The long game on metered pricing and Net Neutrality

Last week, Time-Warner announced that it is experimenting with metered Internet pricing in a couple of markets. The same week, HBO (owned by TW) announced that it will be offering a number of its shows free over the Internet to existing HBO cable subscribers.

Ars Technica notices what seems to be a bit of a contradiction: on one side, TW are sending lots of new data down the pipe in the form of HBO shows, while on the other side they are making it more expensive for such high-bandwidth applications.

But most commentators miss the long game. Here’s what I predict.

Time-Warner will meter but will not count the HBO bits against the consumers’ data plans.

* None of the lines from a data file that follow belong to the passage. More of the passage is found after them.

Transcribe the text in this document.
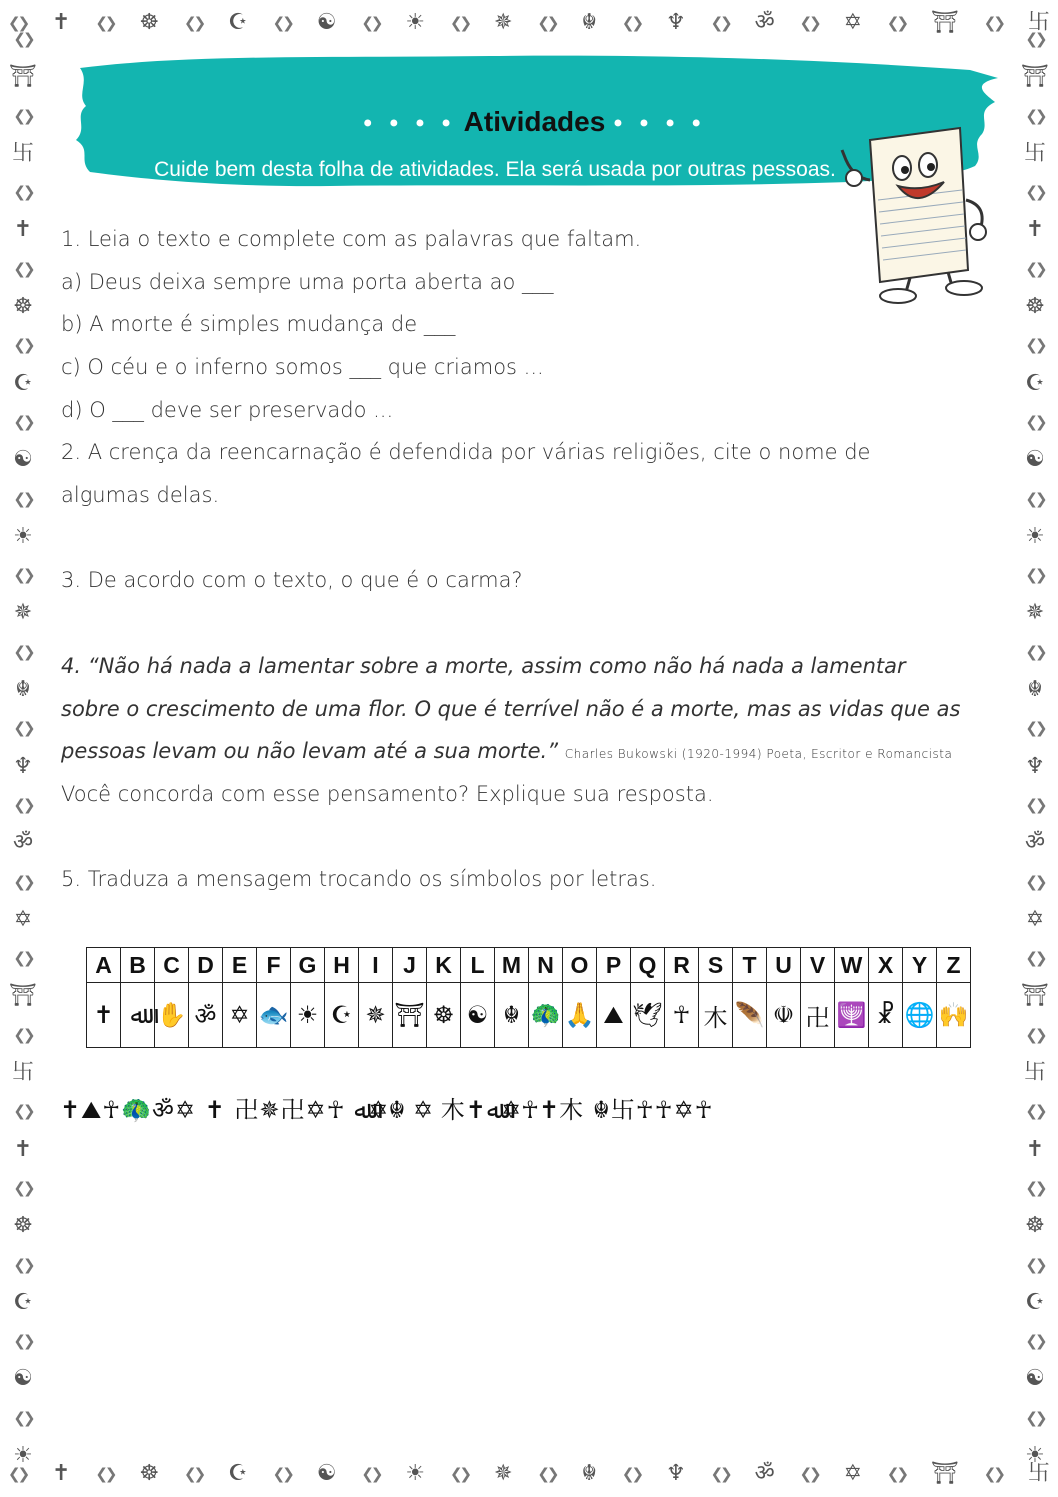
❮❯ ✝ ❮❯ ☸ ❮❯ ☪ ❮❯ ☯ ❮❯ ☀ ❮❯ ✵ ❮❯ ☬ ❮❯ ♆ ❮❯ ॐ ❮❯ ✡ ❮❯ ⛩ ❮❯ 卐
❮❯ ✝ ❮❯ ☸ ❮❯ ☪ ❮❯ ☯ ❮❯ ☀ ❮❯ ✵ ❮❯ ☬ ❮❯ ♆ ❮❯ ॐ ❮❯ ✡ ❮❯ ⛩ ❮❯ 卐
❮❯
⛩
❮❯
卐
❮❯
✝
❮❯
☸
❮❯
☪
❮❯
☯
❮❯
☀
❮❯
✵
❮❯
☬
❮❯
♆
❮❯
ॐ
❮❯
✡
❮❯
⛩
❮❯
卐
❮❯
✝
❮❯
☸
❮❯
☪
❮❯
☯
❮❯
☀
❮❯
⛩
❮❯
卐
❮❯
✝
❮❯
☸
❮❯
☪
❮❯
☯
❮❯
☀
❮❯
✵
❮❯
☬
❮❯
♆
❮❯
ॐ
❮❯
✡
❮❯
⛩
❮❯
卐
❮❯
✝
❮❯
☸
❮❯
☪
❮❯
☯
❮❯
☀
● ● ● ● Atividades ● ● ● ●
Cuide bem desta folha de atividades. Ela será usada por outras pessoas.
Responda às questões a seguir no seu caderno.
1. Leia o texto e complete com as palavras que faltam.
a) Deus deixa sempre uma porta aberta ao ___
b) A morte é simples mudança de ___
c) O céu e o inferno somos ___ que criamos ...
d) O ___ deve ser preservado ...
2. A crença da reencarnação é defendida por várias religiões, cite o nome de
algumas delas.
3. De acordo com o texto, o que é o carma?
4. “Não há nada a lamentar sobre a morte, assim como não há nada a lamentar
sobre o crescimento de uma flor. O que é terrível não é a morte, mas as vidas que as
pessoas levam ou não levam até a sua morte.” Charles Bukowski (1920-1994) Poeta, Escritor e Romancista
Você concorda com esse pensamento? Explique sua resposta.
5. Traduza a mensagem trocando os símbolos por letras.
A	B	C	D	E	F	G	H	I	J	K	L	M	N	O	P	Q	R	S	T	U	V	W	X	Y	Z
✝	ﷲ	✋	ॐ	✡	🐟	☀	☪	✵	⛩	☸	☯	☬	🦚	🙏	⛰	🕊	☥	木	🪶	☫	卍	🕎	☧	🌐	🙌
✝⛰☥🦚ॐ✡ ✝ 卍✵卍✡☥ ﷲ✡☬ ✡ 木✝ﷲ✡☥✝木 ☬卐☥☥✡☥
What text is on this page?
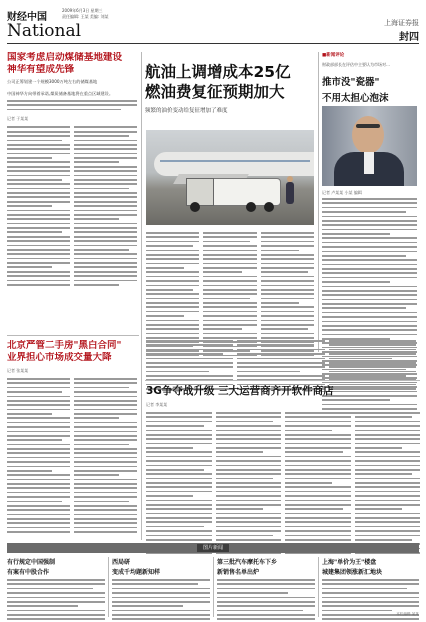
财经中国
2009年6月3日 星期三
责任编辑: 王某 美编: 刘某
National	上海证券报
封四
国家考虑启动煤储基地建设
神华有望成先锋
公司正筹划建一个规模3000万吨左右的储煤基地
中国神华方向带着承诺,煤炭储备基地将在重点区域建设。
记者 于某某
航油上调增成本25亿
燃油费复征预期加大
频繁的油价变动给复征增加了难度
■新闻评论
财政部部长在评估中主要认为市场对…
推市没"瓷器"
不用太担心泡沫
记者 卢某某 小某 编辑
北京严管二手房"黑白合同"
业界担心市场成交量大降
记者 张某某
3G争夺战升级 三大运营商齐开软件商店
记者 李某某
图片新闻
有行规定中国强制
有案有中股合作
西局研
变成千均题新知样
第三批汽车摩托车下乡
新销售名单出炉
上海"单价为王"楼盘
城建集团领涨新汇地块
本栏编辑 某某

Soon Apple, Netflix, ESPN, YouTube and others will realize that metering makes their shows expensive to consumers. Solution? Pay TW to carry their content without charging against the consumers’ bandwidth limit, as with HBO above.

Ditto when (if) Verizon, Comcast and AT&T start metering. In this scenario, ISPs get paid by the consumer and the producer.

Which seems, on its face, like a nightmare for advocates of net neutrality, right? Big content providers paying the middleman ISP to deliver their bits.

And yet there is no prioritization of anyone’s data in this scheme. No content is being blocked. All bits are delivered like other bits. The only distinction is whether that delivery is paid by the producer or the consumer.

Personally, I think this may work out to be a fine model. Consumers pay according to what they consume, leading to more efficient use of network capacity. If a producer wants the consumer’s eyeballs, they pay for them in the form of a bandwidth subsidy.

Now, I don’t know if consumers will buy a metered plan, or what price tiers would be successful. But if the ISPs do their research and segmentation correctly, this could be a game-changer.